EPA Director, Sharifah Razack, told Kaieteur News that the volume flared on March 15 was 15.8 million cubic feet of gas. The average daily rate of flaring, according to EEPGL President, Alistair Routledge, is 16 million cubic feet of gas, at nameplate production levels. That means EEPGL flared about 90 million more cubic feet of gas from March 15 to the current date, and 13.352 billion cubic feet of gas since the start of production at the Liza Phase One operation.
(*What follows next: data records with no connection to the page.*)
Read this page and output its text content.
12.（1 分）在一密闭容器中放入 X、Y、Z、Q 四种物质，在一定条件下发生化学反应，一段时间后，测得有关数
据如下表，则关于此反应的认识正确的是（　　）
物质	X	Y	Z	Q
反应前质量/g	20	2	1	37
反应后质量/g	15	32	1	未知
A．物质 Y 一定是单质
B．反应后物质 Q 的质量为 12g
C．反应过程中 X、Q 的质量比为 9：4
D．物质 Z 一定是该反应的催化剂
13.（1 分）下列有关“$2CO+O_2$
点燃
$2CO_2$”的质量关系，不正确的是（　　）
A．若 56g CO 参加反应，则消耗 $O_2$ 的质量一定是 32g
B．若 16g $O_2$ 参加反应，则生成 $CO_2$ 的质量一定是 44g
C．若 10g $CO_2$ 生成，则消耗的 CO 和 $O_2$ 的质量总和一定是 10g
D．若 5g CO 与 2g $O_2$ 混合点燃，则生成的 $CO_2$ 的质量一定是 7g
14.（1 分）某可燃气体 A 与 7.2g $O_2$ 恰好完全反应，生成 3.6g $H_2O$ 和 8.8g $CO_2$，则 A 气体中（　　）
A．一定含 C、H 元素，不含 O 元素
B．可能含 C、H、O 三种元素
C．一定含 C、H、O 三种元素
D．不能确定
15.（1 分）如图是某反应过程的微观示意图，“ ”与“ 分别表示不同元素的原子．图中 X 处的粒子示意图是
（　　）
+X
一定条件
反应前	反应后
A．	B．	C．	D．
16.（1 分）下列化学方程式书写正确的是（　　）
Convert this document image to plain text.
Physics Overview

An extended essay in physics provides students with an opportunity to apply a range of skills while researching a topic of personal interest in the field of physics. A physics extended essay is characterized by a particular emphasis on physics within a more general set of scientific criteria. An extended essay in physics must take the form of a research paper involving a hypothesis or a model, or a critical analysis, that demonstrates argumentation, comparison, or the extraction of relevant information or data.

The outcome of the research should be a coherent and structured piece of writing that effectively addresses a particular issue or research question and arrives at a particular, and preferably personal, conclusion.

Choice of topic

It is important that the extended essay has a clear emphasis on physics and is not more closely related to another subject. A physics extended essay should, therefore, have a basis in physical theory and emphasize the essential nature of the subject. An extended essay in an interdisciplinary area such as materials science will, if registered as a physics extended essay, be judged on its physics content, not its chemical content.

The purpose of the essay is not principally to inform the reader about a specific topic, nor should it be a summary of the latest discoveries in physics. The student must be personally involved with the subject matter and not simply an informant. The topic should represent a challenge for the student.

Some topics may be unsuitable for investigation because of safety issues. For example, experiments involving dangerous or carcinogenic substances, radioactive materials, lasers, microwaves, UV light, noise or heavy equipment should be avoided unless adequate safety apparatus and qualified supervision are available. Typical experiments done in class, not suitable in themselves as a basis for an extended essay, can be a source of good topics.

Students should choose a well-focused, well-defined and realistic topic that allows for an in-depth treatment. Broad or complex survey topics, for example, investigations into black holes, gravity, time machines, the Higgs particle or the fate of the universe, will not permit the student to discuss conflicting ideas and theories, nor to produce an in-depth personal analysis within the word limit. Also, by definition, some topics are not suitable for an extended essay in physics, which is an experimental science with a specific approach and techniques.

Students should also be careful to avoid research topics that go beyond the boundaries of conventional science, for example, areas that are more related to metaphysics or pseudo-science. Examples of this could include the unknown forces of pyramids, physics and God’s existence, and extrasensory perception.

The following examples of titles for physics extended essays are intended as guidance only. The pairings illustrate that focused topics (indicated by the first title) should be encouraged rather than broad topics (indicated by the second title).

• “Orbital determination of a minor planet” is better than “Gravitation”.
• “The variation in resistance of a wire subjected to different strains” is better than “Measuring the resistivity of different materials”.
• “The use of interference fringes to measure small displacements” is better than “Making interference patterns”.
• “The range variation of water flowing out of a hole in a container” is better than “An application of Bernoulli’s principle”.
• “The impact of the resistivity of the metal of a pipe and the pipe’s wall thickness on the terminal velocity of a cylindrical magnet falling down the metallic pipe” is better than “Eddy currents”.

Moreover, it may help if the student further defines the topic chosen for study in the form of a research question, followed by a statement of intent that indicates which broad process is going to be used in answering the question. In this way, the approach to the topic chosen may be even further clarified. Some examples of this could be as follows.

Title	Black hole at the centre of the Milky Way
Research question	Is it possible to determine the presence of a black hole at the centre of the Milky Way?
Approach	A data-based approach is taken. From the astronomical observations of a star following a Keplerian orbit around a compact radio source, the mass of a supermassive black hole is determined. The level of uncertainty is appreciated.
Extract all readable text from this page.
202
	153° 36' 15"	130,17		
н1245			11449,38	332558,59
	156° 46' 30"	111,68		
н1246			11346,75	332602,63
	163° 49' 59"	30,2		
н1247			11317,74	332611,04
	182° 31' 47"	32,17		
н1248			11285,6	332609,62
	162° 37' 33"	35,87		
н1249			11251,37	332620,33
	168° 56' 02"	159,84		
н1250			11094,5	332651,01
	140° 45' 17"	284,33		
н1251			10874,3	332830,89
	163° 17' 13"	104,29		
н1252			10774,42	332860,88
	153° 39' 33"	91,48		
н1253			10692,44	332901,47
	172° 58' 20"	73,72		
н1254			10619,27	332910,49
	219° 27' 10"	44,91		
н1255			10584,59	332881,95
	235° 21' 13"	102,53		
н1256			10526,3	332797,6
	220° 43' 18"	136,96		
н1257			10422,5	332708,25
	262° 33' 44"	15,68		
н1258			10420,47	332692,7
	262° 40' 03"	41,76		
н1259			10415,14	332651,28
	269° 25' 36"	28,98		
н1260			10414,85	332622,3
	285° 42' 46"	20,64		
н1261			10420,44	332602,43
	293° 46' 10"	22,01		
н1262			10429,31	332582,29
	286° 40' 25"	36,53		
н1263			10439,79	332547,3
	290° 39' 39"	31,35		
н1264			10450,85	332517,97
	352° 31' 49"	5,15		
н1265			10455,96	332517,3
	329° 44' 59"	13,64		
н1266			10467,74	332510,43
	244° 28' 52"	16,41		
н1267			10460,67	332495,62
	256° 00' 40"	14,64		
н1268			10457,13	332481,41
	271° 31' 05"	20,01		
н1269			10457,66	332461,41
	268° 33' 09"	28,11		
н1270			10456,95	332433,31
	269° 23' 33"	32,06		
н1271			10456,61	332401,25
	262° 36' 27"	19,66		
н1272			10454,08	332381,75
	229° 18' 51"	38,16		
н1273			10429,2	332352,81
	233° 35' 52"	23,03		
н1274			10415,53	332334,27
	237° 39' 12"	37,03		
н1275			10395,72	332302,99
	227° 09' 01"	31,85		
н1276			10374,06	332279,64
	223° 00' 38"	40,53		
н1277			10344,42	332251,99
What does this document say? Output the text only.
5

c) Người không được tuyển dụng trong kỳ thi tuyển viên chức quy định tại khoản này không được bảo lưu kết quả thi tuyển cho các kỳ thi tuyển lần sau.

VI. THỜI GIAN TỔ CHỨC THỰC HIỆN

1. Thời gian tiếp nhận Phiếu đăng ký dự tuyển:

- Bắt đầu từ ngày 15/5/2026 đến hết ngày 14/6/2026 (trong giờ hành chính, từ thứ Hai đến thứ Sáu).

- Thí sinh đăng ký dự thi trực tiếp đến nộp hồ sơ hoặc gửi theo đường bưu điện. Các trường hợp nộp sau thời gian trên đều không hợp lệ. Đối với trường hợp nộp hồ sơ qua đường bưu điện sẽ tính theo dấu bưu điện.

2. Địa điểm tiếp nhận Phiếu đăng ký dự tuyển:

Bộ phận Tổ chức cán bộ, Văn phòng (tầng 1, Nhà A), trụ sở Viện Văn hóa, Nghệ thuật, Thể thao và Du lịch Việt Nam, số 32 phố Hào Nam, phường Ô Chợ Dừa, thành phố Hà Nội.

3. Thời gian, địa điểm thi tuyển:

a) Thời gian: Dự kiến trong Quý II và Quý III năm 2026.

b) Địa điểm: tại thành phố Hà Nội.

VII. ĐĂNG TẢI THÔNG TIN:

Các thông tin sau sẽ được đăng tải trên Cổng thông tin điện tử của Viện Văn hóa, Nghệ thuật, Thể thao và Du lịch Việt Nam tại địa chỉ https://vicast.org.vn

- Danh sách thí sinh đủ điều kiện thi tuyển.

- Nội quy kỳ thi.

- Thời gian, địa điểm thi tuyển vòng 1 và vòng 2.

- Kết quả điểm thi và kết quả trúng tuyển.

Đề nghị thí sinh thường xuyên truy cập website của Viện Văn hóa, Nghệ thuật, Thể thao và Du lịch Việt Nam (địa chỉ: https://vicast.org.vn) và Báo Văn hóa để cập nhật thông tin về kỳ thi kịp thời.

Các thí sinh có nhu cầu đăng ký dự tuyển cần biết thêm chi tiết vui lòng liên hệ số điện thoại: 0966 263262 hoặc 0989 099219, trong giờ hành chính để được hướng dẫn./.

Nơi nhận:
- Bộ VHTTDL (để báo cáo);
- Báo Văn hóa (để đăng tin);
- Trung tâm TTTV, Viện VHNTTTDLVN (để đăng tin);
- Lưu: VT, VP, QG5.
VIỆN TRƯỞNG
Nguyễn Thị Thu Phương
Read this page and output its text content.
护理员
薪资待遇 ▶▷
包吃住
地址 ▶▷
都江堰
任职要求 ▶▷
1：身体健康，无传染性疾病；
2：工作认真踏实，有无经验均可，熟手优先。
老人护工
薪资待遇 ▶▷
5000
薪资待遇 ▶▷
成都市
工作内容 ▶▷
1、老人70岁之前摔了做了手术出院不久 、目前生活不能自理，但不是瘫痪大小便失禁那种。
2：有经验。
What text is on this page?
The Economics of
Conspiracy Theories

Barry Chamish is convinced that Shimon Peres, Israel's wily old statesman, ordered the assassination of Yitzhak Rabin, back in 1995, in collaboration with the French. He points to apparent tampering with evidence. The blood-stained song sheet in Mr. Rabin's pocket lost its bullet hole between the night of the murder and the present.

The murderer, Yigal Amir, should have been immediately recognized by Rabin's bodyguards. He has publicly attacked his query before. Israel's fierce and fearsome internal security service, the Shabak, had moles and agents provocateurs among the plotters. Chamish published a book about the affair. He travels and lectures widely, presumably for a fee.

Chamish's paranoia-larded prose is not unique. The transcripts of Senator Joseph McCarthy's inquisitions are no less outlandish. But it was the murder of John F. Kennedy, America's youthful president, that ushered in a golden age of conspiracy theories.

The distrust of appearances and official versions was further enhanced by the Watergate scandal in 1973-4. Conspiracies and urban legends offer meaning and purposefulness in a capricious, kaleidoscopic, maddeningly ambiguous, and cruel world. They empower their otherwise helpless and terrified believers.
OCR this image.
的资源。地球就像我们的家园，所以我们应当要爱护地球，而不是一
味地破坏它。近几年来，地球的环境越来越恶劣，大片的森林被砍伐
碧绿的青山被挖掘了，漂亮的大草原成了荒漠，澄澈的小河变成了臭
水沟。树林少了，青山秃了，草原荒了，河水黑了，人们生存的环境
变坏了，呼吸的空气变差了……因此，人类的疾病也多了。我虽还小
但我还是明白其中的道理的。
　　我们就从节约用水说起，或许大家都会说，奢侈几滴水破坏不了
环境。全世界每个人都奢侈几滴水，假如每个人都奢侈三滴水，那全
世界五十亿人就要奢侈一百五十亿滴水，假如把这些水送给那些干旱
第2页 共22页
Conservationist, Annette Arjoon-Martins, had said that the flaring of 15 million cubic feet of gas equates to the removal of 2,000 acres of forests. By December, when ExxonMobil achieved a temporary fix on its equipment, it had already committed so much environmental destruction that 1.657 million acres of forests could have been destroyed and it would have the same effect. By today, that damage has increased to equate to the environmental destruction of 1.78 million acres of forests.
EEPGL had sent its defective equipment to the MAN Energy Workshop in Germany for repairs. The equipment is back offshore at the Liza Phase One operation, where reinstallation progresses. Reinstallation has taken days thus far. EEPGL Government and Public Affairs Advisor, Janelle Persaud, said in an operational update that ExxonMobil is taking special care to “maneuver these large pieces of equipment.”